AN ESSENTIAL BEGINNING
It’s always surprising to us when we do our initial infertility evaluation with a new patient who has seen one or more fertility specialists and they have no idea why they’re infertile. Many have no or only a vague idea, while others have been told they have unexplained infertility.
Yes, there are some patients with true “unexplained infertility,” but they are relatively rare. We estimate that with a proper infertility evaluation only about 5% of patients fall into that mysterious category.
Understanding the reason for infertility is not essential for successfully treating it, but it is very helpful. Our advice? Make sure you ask and make sure that you receive an answer for why that fertility specialist thinks you’re infertile.
Below are some of the many procedures in our infertility evaluation that we do to determine the cause(s) for infertility. There are several other more advanced tests that we do to assess more difficult cases. If you need one or more of them, we will discuss them with you in detail.
For some patients, the journey ends soon after completing diagnostics. Many find themselves pregnant after relatively simple medication or surgical treatments that restore fertility. For those requiring more advanced treatments, we offer the full range of advanced reproductive technology options.
Here, you provide answers to basic medical questions. This gives us detailed information about your general and reproductive health, as well as the health of your relatives. To get the most out of your initial consult appointment, your history information should be provided/uploaded before your first appointment.
The history you provide gives us a chance to see if there are any health problems or inherited traits that might contribute to infertility or miscarriage.
Your physical will generally be a focused exam (by ultrasound), as well as some blood tests.
The physical tell us if your general health is appropriate to permit fertility treatment safely. If a health concern is identified during the physical, it alerts us to potential risks you might be facing during your treatment or pregnancy.
Male Fertility Evaluation
A semen sample is provided to our office for a semen analysis. Sperm are analyzed under a microscope for basic testing. If sperm DNA fragmentation is suspected, more detailed testing will be performed by our research colleagues off site.
A basic semen analysis gives information on sperm count, motility, and cell shape.

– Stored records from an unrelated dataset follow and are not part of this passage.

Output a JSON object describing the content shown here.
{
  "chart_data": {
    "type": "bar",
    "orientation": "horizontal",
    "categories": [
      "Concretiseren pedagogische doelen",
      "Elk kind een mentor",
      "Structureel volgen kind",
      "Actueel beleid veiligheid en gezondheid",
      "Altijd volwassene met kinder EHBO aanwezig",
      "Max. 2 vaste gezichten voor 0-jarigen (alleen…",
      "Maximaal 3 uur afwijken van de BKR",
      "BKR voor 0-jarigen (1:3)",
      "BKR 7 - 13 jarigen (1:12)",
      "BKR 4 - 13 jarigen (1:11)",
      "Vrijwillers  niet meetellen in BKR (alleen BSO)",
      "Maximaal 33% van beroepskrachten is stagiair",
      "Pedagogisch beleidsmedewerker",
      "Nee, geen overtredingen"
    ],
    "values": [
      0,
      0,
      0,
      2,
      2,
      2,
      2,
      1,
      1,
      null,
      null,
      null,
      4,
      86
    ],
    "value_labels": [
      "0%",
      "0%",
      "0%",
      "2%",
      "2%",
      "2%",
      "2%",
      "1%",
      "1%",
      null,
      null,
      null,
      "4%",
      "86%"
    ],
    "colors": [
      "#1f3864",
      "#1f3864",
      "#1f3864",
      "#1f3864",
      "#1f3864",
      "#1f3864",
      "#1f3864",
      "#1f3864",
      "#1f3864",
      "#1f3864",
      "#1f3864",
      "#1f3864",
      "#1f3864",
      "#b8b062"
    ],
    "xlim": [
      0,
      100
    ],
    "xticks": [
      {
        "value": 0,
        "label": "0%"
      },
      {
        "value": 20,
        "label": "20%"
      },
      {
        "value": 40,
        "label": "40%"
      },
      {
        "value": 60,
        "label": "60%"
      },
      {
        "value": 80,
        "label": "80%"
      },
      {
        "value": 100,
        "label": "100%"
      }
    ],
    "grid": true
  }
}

With a more advanced analysis (SCSA), the percentage of sperm that might have fragmented nuclear DNA can be measured.
A series of blood tests are performed at our office (sometimes these need to be done on specific days of the menstrual cycle).
Hormone assessments can identify abnormalities in pituitary, thyroid or adrenal function, as well as give indications of any disturbance in ovarian activity.
Ovarian Reserve Test
A blood test performed at our office to measure anti-Müllerian hormone (AMH) levels. Because these levels remain relatively constant throughout your cycle, AMH can be checked on any day of the month.
AMH is a substance produced by the granulosa cells within the ovaries. AMH blood levels reflect the size of your remaining egg supply. This test can help estimate “ovarian age,” which is the most important factor affecting the chance to achieve pregnancy.
This is a special kind of x-ray “dye test” that is performed by a radiologist to gain information about the uterus and Fallopian tubes.
The HSG provides information about anatomical problems that might contribute to infertility
Using transvaginal ultrasound, we monitor the appearance of your ovaries and uterus on successive days throughout your menstrual cycle.
The purpose of ultrasound monitoring is to see that your ovaries and uterus are functioning properly. On day 2 or 3, a baseline scan can confirm that ovaries are “quiet” and do not have any cysts. Later at mid-cycle, the scan can be repeated to verify that ovulation is likely. A follow-up ultrasound can be performed to reassess the ovaries after ovulation. At each ultrasound examination, we can measure the endometrium (uterine lining) to make sure that your uterus is thickening appropriately—in preparation of implantation (pregnancy).
On the morning after intercourse, we can perform a test, similar to a pap test, where we collect a small sample of your cervical mucous to examine under a microscope.
Rarely performed in the modern era, the post coital test can tell us how the sperm and cervical mucous interact.
A hysteroscopy is a minor surgical procedure that is performed under light sedation in an operating room setting. A thin, lighted tube with a camera, called a hysteroscope, is inserted into the vagina and enables the doctor to examine the cervical canal and the uterine interior.
A hysteroscopy can tell us if uterine problems are causing your infertility, or why you might be suffering from recurrent miscarriages. During the procedure, small fibroids and polyps can be removed and sometimes fallopian tubes can be opened, often times increasing the likelihood that you can soon become pregnant naturally.
A laparoscopy is a procedure that is performed under general anesthesia in a surgical setting. Very small incisions are made where instruments can be inserted to help diagnose (or repair) problems.
Laparoscopy can assist in making a diagnosis (endometriosis), or actually fix problems that cause pain and/or infertility (ovarian cysts, fibroids).
An endometrial biopsy is a procedure (which can be done in the office) where a small sample of uterine tissue is removed and analyzed under a microscope.
An endometrial biopsy gives important information about the uterus lining, which is the surface that the embryo must “land on” to implant properly.